Job 38:26-41
Context38:26 to cause it to rain on an uninhabited land, 1
a desert where there are no human beings, 2
38:27 to satisfy a devastated and desolate land,
and to cause it to sprout with vegetation? 3
38:28 Does the rain have a father,
or who has fathered the drops of the dew?
38:29 From whose womb does the ice emerge,
and the frost from the sky, 4 who gives birth to it,
38:30 when the waters become hard 5 like stone,
when the surface of the deep is frozen solid?
38:31 Can you tie the bands 6 of the Pleiades,
or release the cords of Orion?
38:32 Can you lead out
the constellations 7 in their seasons,
or guide the Bear with its cubs? 8
38:33 Do you know the laws of the heavens,
or can you set up their rule over the earth?
38:34 Can you raise your voice to the clouds
so that a flood of water covers you? 9
38:35 Can you send out lightning bolts, and they go?
Will they say to you, ‘Here we are’?
38:36 Who has put wisdom in the heart, 10
or has imparted understanding to the mind?
38:37 Who by wisdom can count the clouds,
and who can tip over 11 the water jars of heaven,
38:38 when the dust hardens 12 into a mass,
and the clumps of earth stick together?
38:39 “Do you hunt prey for the lioness,
and satisfy the appetite 13 of the lions,
38:40 when they crouch in their dens,
when they wait in ambush in the thicket?
38:41 Who prepares prey for the raven,
when its young cry out to God
and wander about 14 for lack of food?
[38:26] 1 tn Heb “on a land, no man.”
[38:26] 2 tn Heb “a desert, no man in it.”
[38:27] 3 tn Heb “to cause to sprout a source of vegetation.” The word מֹצָא (motsa’) is rendered “mine” in Job 28:1. The suggestion with the least changes is Wright’s: צָמֵא (tsame’, “thirsty”). But others choose מִצִּיָּה (mitsiyyah, “from the steppe”).
[38:29] 4 tn Or “heavens.” The Hebrew term שָׁמַיִם (shamayim) may be translated “heaven(s)” or “sky” depending on the context.
[38:30] 5 tn Several suggest that the verb is not from חָבָא (khava’, “to hide”) but from a homonym, “to congeal.” This may be too difficult to support, however.
[38:31] 6 tn This word is found here and in 1 Sam 15:32. Dhorme suggests, with others, that there has been a metathesis (a reversal of consonants), and it is the same word found in Job 31:36 (“bind”). G. R. Driver takes it as “cluster” without changing the text (“Two astronomical passages in the Old Testament,” JTS 7 [1956] :3).
[38:32] 7 tn The word מַזָּרוֹת (mazzarot) is taken by some to refer to the constellations (see 2 Kgs 23:5), and by others as connected to the word for “crown,” and so “corona.”

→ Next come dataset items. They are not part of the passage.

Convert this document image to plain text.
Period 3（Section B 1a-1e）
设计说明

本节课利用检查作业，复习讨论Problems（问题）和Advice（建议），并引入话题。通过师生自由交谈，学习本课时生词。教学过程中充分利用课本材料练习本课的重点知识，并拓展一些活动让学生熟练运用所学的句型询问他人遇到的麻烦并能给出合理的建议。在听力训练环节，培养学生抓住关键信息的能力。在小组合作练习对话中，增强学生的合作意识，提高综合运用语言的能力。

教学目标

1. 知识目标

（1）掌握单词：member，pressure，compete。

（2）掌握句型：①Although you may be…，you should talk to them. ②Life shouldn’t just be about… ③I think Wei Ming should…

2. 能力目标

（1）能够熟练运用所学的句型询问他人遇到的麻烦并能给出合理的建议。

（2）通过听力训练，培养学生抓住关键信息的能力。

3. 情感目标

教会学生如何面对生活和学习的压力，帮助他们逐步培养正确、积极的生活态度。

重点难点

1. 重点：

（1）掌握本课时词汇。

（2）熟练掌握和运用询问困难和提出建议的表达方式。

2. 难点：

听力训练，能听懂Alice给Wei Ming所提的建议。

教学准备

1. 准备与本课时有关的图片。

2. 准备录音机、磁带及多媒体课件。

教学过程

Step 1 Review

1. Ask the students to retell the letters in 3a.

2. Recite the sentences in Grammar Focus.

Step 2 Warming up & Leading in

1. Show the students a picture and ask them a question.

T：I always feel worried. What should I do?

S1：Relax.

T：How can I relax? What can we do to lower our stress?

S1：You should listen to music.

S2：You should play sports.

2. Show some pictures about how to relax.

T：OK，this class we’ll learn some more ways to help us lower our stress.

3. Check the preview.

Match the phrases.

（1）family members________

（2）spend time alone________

[38:34] 9 tc The LXX has “answer you,” and some editors have adopted this. However, the reading of the MT makes better sense in the verse.
[38:36] 10 tn This verse is difficult because of the two words, טֻחוֹת (tukhot, rendered here “heart”) and שֶׂכְוִי (sekhvi, here “mind”). They have been translated a number of ways: “meteor” and “celestial appearance”; the stars “Procyon” and “Sirius”; “inward part” and “mind”; even as birds, “ibis” and “cock.” One expects them to have something to do with nature – clouds and the like. The RSV accordingly took them to mean “meteor” (from a verb “to wander”) and “a celestial appearance.” But these meanings are not well-attested.
[38:37] 11 tn The word actually means “to cause to lie down.”
[38:38] 12 tn The word means “to flow” or “to cast” (as in casting metals). So the noun developed the sense of “hard,” as in cast metal.
[38:39] 13 tn Heb “fill up the life of.”
[38:41] 14 tn The verse is difficult, making some suspect that a line has dropped out. The little birds in the nest hardly go wandering about looking for food. Dhorme suggest “and stagger for lack of food.”